Just because you set up a blog and start writing doesn’t mean people will read it.

Shocker, I know.

But there are tons of new bloggers and small, medium, and even large businesses that think creating a blog means tons of sales.

There are a few things I want to go over:

  1. Blogging isn’t content marketing
  2. Content marketing doesn’t often result in direct sales
  3. Quality > Quantity


Blogging isn’t content marketing

Content marketing doesn’t mean just setting up a blog and writing posts. It’s about doing marketing for the business that just happens to be done through content. That can mean blogs, but also podcasts, webinars, infographics, videos, and more. If you’re no promoting your stuff, nobody is going to find it. You need to have an audience in mind who wants and needs your content because it fills a gap in that space.

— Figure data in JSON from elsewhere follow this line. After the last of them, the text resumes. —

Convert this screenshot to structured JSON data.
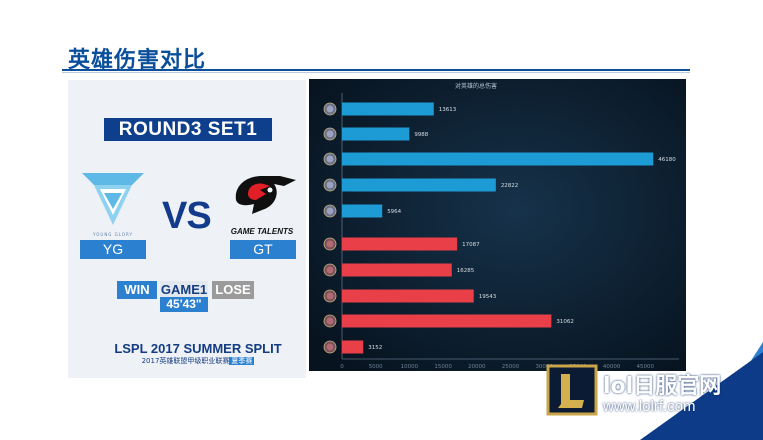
{
  "header": {
    "title": "英雄伤害对比"
  },
  "match": {
    "round": "ROUND3 SET1",
    "vs": "VS",
    "team_left": {
      "name": "YG",
      "logo_caption": "YOUNG GLORY"
    },
    "team_right": {
      "name": "GT",
      "logo_caption": "GAME TALENTS"
    },
    "win_label": "WIN",
    "game_label": "GAME1",
    "lose_label": "LOSE",
    "duration": "45'43\""
  },
  "event": {
    "title": "LSPL 2017 SUMMER SPLIT",
    "subtitle": "2017英雄联盟甲级职业联赛",
    "subtitle_tag": "夏季赛"
  },
  "chart_data": {
    "type": "bar",
    "title": "对英雄的总伤害",
    "orientation": "horizontal",
    "xlim": [
      0,
      50000
    ],
    "xticks": [
      "0",
      "5000",
      "10000",
      "15000",
      "20000",
      "25000",
      "30000",
      "35000",
      "40000",
      "45000"
    ],
    "series": [
      {
        "team": "YG",
        "color": "#1d9bd4",
        "values": [
          13613,
          9988,
          46180,
          22822,
          5964
        ]
      },
      {
        "team": "GT",
        "color": "#e83f48",
        "values": [
          17087,
          16285,
          19543,
          31062,
          3152
        ]
      }
    ],
    "value_labels": [
      "13613",
      "9988",
      "46180",
      "22822",
      "5964",
      "17087",
      "16285",
      "19543",
      "31062",
      "3152"
    ]
  },
  "watermark": {
    "site_name": "lol日服官网",
    "site_url": "www.lolrf.com"
  },
  "colors": {
    "primary": "#0b4f9a",
    "accent": "#2b80cf",
    "chart_bg": "#07131f",
    "bar_blue": "#1d9bd4",
    "bar_red": "#e83f48"
  }
}
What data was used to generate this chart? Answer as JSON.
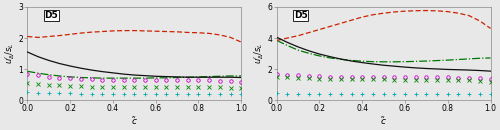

If you’re in marketing stop writing “5 Ways to Increase Twitter Followers”. I bet I can find an article that goes way more in depth, so why would I bother reading yours?


Content Marketing doesn’t often result in direct sales

This is similar to social media. Companies love trying to find the ROI for marketing strategies and apply the same thinking to strategies that are not about direct ROI. Content marketing, like social media, is about relationships and resonating with your audience. You want to build trust, become an authority, provide valuable information to your audience. They probably aren’t going to buy from you after reading just one of your articles, but maybe they will after seeing a webinar, and reading your eBook, and seeing you guest post on another site.


Quality > Quantity

I’m sure I don’t need to repeat this. If you’re in content marketing, you know that quality trumps quantity every time. If you put out boring 300 word articles every day that are just rehashing common topics you’ll get no following. If you instead spent those 30 days creating two 2500 word articles, going in depth into a subject you haven’t seen done before, you’ll likely get at least a few readers. Promote it properly and you can gain new audience members who subscribe to get more.

Get out into your industry. Spend time researching what others are doing and what you can improve upon. See an article about cold emailing?Write one about the 4 awesome cold emails you received and explain exactly why they succeeded.

It’s all about the effort you put in. If you take the easy route (like so many half-baked content marketing strategies out there) you will end up with poor results. The easy route has been done, the easy topics have been written about to death. You have to put a new spin on a topic, go deep, or think of something brand new (or at least hasn’t been written about a whole lot).


Message to Small Businesses

If you are hiring a marketing agency, ask what their content marketing strategy looks like for you. If they are writing based on SEO keywords, take time to look at those keywords because some are strange and will make your article sound like it was written for SEO purposes. An article written around the keyword “HVAC Florida” is going to result in a terrible article.

Make sure they are writing unique, useful articles. There are some agencies out there that outsource this work or have their interns do it because they don’t value it. Content marketing to them is not something they can really sell small businesses on because it doesn’t provide that juicy ROI we love to see.

But if you’re a smart business owner (you’re reading this blog so I know you are), you will have them explain the content marketing strategy they’ve created for you and their promotion efforts. If they just post to social media, that’s no good. They need to be guest blogging, reaching out to sites they mention in the article to have them share it.

They need to be writing long, detailed blogs. Don’t let them charge you for three 300 word articles because it’s likely junk. Make them do a 1000 word article instead. A 300 word articles is easy to write and takes about 20 minutes, and anyone can do it. It takes a good writer and researcher to plan out and create a 1000+ word article that involves images, sources, quotes.

Make them work for the money you’re paying them!

That is all 🙂

PS. My agency rant is because I’ve seen how they work from the inside. It’s not how I want to see content marketing done and I want to make sure small businesses aren’t getting taken advantage of.